La peor calamidad de todas se hace posible cuando has cogido confianza al vehículo, sea el que sea: una moto, un deportivo, un barquito o una ciudad flotante, como es el caso. La confianza, en general, mata.
Va uno a 180 kms. por la autopista tan confiado de que el coche puede y él controla, pero pincha una rueda o un conejo cruza la calzada: catástrofe.
Va un tío que trabaja en un aserradero desde hace 15 años, un veterano que domina la sierra con la punta del nabo, pero la confianza hace que se despiste para mirar el culo de la secretaria, y la sierra le rebana la mano: catástrofe.
Otro, confiando en su tractor, no lleva una batería de respeto y se adentra en la océana mar como si tal cosa, pasando de las predicciones de meteo "porque está como un espejo", pero a 12 millas la batería se jode y el barco queda a la deriva; además hay que tener en cuenta, siempre, a Murphy: la mar se encabrona y la radio también se jode: catástrofe.
En el puente de mando del Costa Concordia hay sistemas electrónicos muy precisos y alarmas de colisión; lo más probable es que el capitán los desactivara para saludar a la peña, confiado de que la maniobra era posible y confiando en su experiencia: la gran cagada.
De repente el mar o los escollos o la tía maría aparecen en su dimensión real, tal como son: antes de la catástrofe parecían entes inofensivos y domesticados por la técnica y la experiencia. Pero no: un pedrusco sumergido se encarga de recordártelo.

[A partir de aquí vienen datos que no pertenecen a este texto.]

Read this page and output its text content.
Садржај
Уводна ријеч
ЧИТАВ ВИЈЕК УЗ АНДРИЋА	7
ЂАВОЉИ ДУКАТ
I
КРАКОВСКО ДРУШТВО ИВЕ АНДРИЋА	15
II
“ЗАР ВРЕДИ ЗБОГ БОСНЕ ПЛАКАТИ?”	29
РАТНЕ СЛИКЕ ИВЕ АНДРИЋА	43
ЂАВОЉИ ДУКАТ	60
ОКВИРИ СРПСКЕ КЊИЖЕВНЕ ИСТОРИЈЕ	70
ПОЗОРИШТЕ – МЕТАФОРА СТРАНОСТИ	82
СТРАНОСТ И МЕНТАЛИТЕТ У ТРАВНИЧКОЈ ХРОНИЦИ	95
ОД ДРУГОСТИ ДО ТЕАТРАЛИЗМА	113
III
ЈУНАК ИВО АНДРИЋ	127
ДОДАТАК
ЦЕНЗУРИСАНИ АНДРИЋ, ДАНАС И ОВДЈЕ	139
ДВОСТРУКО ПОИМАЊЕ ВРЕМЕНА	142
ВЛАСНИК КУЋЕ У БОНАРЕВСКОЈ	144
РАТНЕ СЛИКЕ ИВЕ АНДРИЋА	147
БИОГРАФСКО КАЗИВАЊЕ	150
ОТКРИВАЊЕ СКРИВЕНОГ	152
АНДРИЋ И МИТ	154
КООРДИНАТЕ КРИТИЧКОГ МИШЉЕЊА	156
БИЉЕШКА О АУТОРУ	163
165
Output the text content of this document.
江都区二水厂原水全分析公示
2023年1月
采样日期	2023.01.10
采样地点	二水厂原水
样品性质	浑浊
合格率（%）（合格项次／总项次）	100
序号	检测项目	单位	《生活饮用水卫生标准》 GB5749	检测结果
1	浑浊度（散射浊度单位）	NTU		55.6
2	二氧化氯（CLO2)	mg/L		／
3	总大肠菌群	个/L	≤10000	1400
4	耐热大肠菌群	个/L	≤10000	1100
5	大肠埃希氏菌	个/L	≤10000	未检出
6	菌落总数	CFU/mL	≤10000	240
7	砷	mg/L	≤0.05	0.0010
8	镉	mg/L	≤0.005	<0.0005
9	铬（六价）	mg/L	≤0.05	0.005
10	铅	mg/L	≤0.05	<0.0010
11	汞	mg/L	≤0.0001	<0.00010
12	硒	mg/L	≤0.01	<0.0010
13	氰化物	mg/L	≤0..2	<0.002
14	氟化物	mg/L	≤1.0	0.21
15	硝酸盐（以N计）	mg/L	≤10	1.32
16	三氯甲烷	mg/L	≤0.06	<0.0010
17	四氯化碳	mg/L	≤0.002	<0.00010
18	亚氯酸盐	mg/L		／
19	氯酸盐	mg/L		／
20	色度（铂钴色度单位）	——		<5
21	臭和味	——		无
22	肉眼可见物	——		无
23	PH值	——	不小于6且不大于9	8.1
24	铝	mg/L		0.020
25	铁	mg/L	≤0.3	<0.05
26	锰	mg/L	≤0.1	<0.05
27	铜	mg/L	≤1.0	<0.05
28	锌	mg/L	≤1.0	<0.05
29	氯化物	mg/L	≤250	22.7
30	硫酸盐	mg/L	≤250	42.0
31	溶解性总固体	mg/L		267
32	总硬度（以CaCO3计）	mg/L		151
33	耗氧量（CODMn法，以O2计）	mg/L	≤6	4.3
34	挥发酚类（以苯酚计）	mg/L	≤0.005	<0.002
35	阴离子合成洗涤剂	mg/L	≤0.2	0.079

Y por supuesto, luego viene la otra catástrofe: la ética y la profesional. Un capitán de la marina no tiene excusa alguna, ninguna, para alegar pánico y abandonar la nave dejando a toda la peña a bordo y en peligro. El instinto de supervivencia no puede ser alegado porque se desactiva automáticamente cuando asumes la responsabilidad de este trabajo. ¿O es que los soldados en el frente podrían invocar pánico o instinto de supervivencia y largarse del campo de batalla? ¿O los médicos delante de una epidemia desconocida? No hombre, no. Que cada palo aguante su vela y si hay que morir se muere, pero con dignidad y honor, cierto que no mola, pero es mejor que vivir entrullado y que tu nombre sea recordado como sinónimo de inmoralidad y cobardía.
Lo siento por el ladrillo, cofrades, pero me ha salido así...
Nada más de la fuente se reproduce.